The new facade of the Norton Museum of Art, designed by Foster + Partners, image courtesy of Foster + Partners (2018).
The new facade of the Norton Museum of Art, designed by Foster + Partners, image courtesy of Foster + Partners (2018).

The Norton Museum of Art in Wast Palm Beach, Florida, has dramatically expanded its Modern and contemporary art holdings in one fell swoop. The museum announced today that it has received a promised gift of more than 100 works from the collection of Palm Beach residents Howard and Judie Ganek. Collecting, it seems, is a family tradition: The couple are the parents of hedge-fund manager and top collector David Ganek.

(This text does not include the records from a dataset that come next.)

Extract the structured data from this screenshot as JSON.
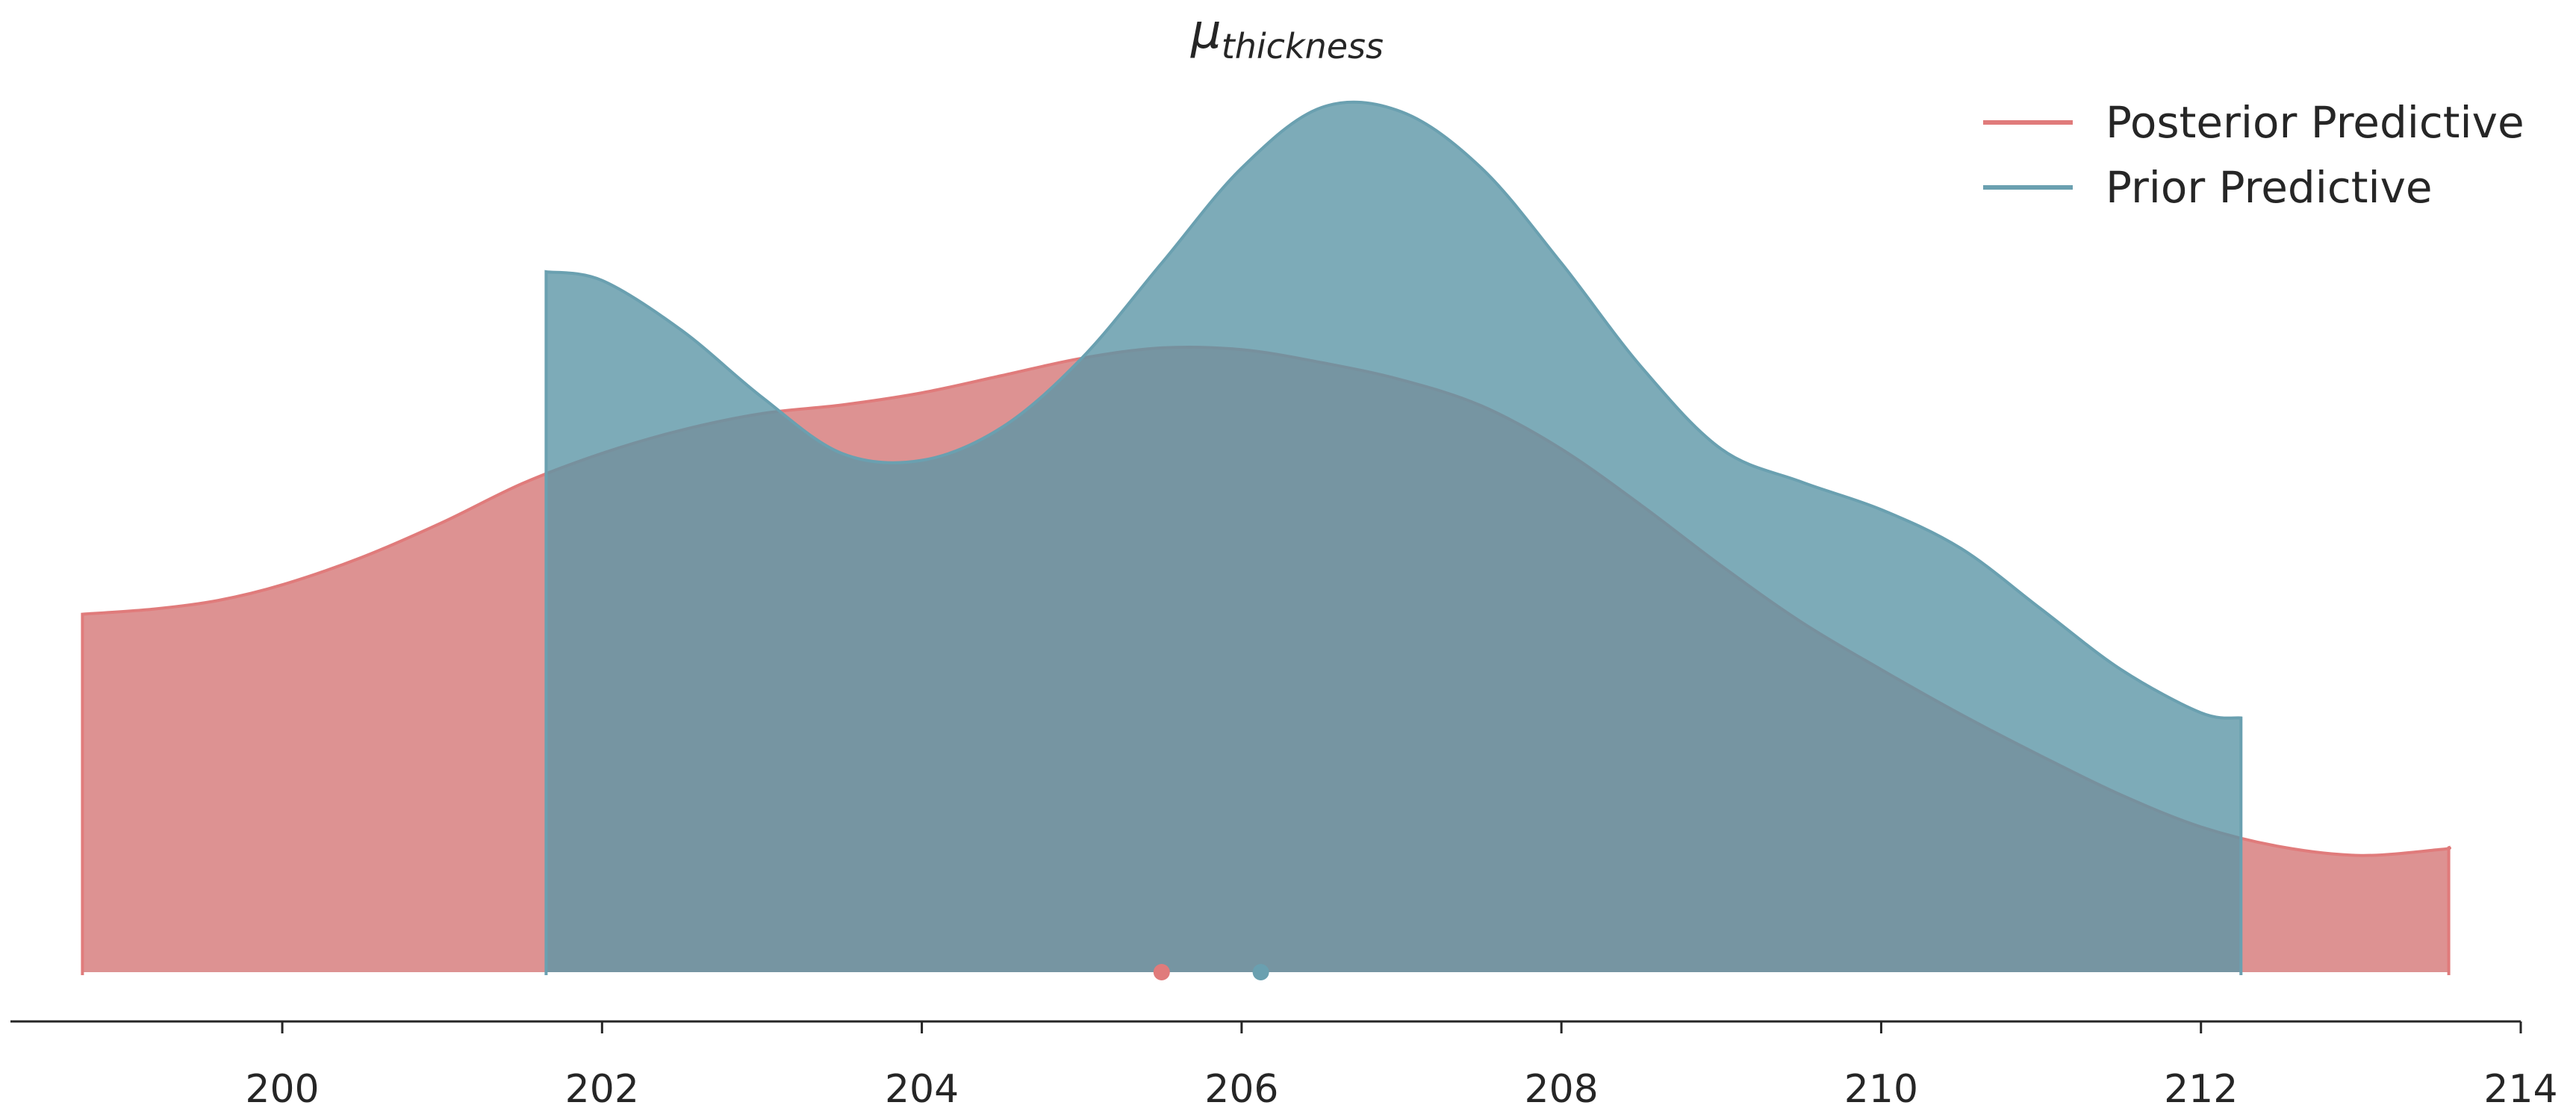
{
  "chart_data": {
    "type": "area",
    "title": {
      "symbol": "μ",
      "subscript": "thickness"
    },
    "xlabel": "",
    "ylabel": "",
    "xlim": [
      198.3,
      214.0
    ],
    "ylim": [
      0,
      1.0
    ],
    "x_ticks": [
      200,
      202,
      204,
      206,
      208,
      210,
      212,
      214
    ],
    "grid": false,
    "legend_position": "top-right",
    "series": [
      {
        "name": "Posterior Predictive",
        "color": "#e07b7b",
        "point_estimate": 205.5,
        "x": [
          198.75,
          199.2,
          199.6,
          200.0,
          200.5,
          201.0,
          201.5,
          202.0,
          202.5,
          203.0,
          203.5,
          204.0,
          204.5,
          205.0,
          205.5,
          206.0,
          206.5,
          207.0,
          207.5,
          208.0,
          208.5,
          209.0,
          209.5,
          210.0,
          210.5,
          211.0,
          211.5,
          212.0,
          212.5,
          213.0,
          213.5,
          213.55
        ],
        "y": [
          0.414,
          0.42,
          0.43,
          0.448,
          0.48,
          0.52,
          0.565,
          0.6,
          0.627,
          0.646,
          0.656,
          0.67,
          0.69,
          0.71,
          0.722,
          0.72,
          0.705,
          0.685,
          0.655,
          0.605,
          0.54,
          0.47,
          0.405,
          0.35,
          0.298,
          0.25,
          0.205,
          0.168,
          0.145,
          0.135,
          0.142,
          0.144
        ]
      },
      {
        "name": "Prior Predictive",
        "color": "#6aa0b0",
        "point_estimate": 206.12,
        "x": [
          201.65,
          202.0,
          202.5,
          203.0,
          203.5,
          204.0,
          204.5,
          205.0,
          205.5,
          206.0,
          206.5,
          207.0,
          207.5,
          208.0,
          208.5,
          209.0,
          209.5,
          210.0,
          210.5,
          211.0,
          211.5,
          212.0,
          212.25
        ],
        "y": [
          0.81,
          0.8,
          0.742,
          0.665,
          0.6,
          0.592,
          0.63,
          0.71,
          0.82,
          0.93,
          1.0,
          0.995,
          0.93,
          0.82,
          0.7,
          0.605,
          0.567,
          0.535,
          0.49,
          0.42,
          0.35,
          0.3,
          0.294
        ]
      }
    ]
  }
}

The gift includes works by some of the biggest and most coveted names in contemporary art: paintings by Damien Hirst, Anselm Kiefer, Sigmar Polke, Ed Ruscha, and Kara Walker; sculpture by Theaster Gates, Donald Judd, Anish Kapoor, Mario Merz, Juan Muñoz, and Kiki Smith; and photo-based work by Matthew Barney, Nan Goldin, Cindy Sherman, Lorna Simpson, Pipilotti Rist, Bill Viola, and William Wegman, among many others.

Promised gift by Howard L. and Judie Ganek to the Norton Museum of Art. Photo by Jacek Gancarz.

A selection of the works will be on view when the museum unveils its high-profile expansion in February 2019. The new design by Norman Foster will add a new entrance and increase education space by 50 percent and exhibition space by 37 percent, allowing for more special exhibitions and an expanded permanent collection display. (The museum will close for construction in July.)

In addition to the display of works from the Ganek collection, the Norton will reopen with an exhibition on camera-less photography, a solo exhibition of work by artist Nina Chanel Abney (the latest in the museum’s Recognition of Art by Women, or RAW series, dedicated to contemporary art by women), and a presentation of watercolors collected by Ralph Norton.

The project will also feature new public gardens, the first to be designed by Foster. It will house nearly a dozen Modern and contemporary sculptures, including Claes Oldenburg’s giant Typewriter Eraser, Scale X (1998–99). Hope Alswang, the museum’s director, made a comparison to the old Joni Mitchell song, “Big Yellow Taxi.” “We ripped up a parking lot to make paradise,” she told guests at a press luncheon in New York. “It’s Florida. I swear to god if you plant a pencil and water it, in a year you’ll have tree.”

Promised gift by Howard L. and Judie Ganek to the Norton Museum of Art. Photo by Jacek Gancarz.

Museum leaders have described the Ganeks’ gift as on par with the original seed collection donated by the institution’s namesake, the industrialist Ralph Norton, in 1941. In the past, the Norton has been best known for its holdings of Impressionism, 20th-century American and European painting, and Chinese art. 

“The Ganeks are donating works of art not represented in the collection,” said Cheryl Brutvan, the curator of contemporary art. “Something like Sigmar Polke would be absolutely impossible to consider for the museum’s acquisition budget.”

Promised gift by Howard L. and Judie Ganek to the Norton Museum of Art. Photo by Jacek Gancarz.

The gift will make the museum a destination for contemporary art in South Florida, where competition for such material is fierce. (In addition to a strong lineup of private museums founded by contemporary art collectors, Miami alone is home to three public institutions that specialize in the field.) 

Speaking to artnet News, the Ganeks couldn’t agree on how long they had been collecting. Was it 25 years, or 40? Was their first piece by Louis Valtat, or Cindy Sherman? “We were thinking, ‘what are we going to do with all of art?'” said Judie Ganek. “Howard decided one day, and he didn’t even tell me!”

She admitted that they typically make more of an effort to visit museums in New York, where they spend half the year, than the Norton. The couple is excited about the transformative power of their gift for the Florida museum, Judie Ganek added: “I think the museum is going to be fabulous.”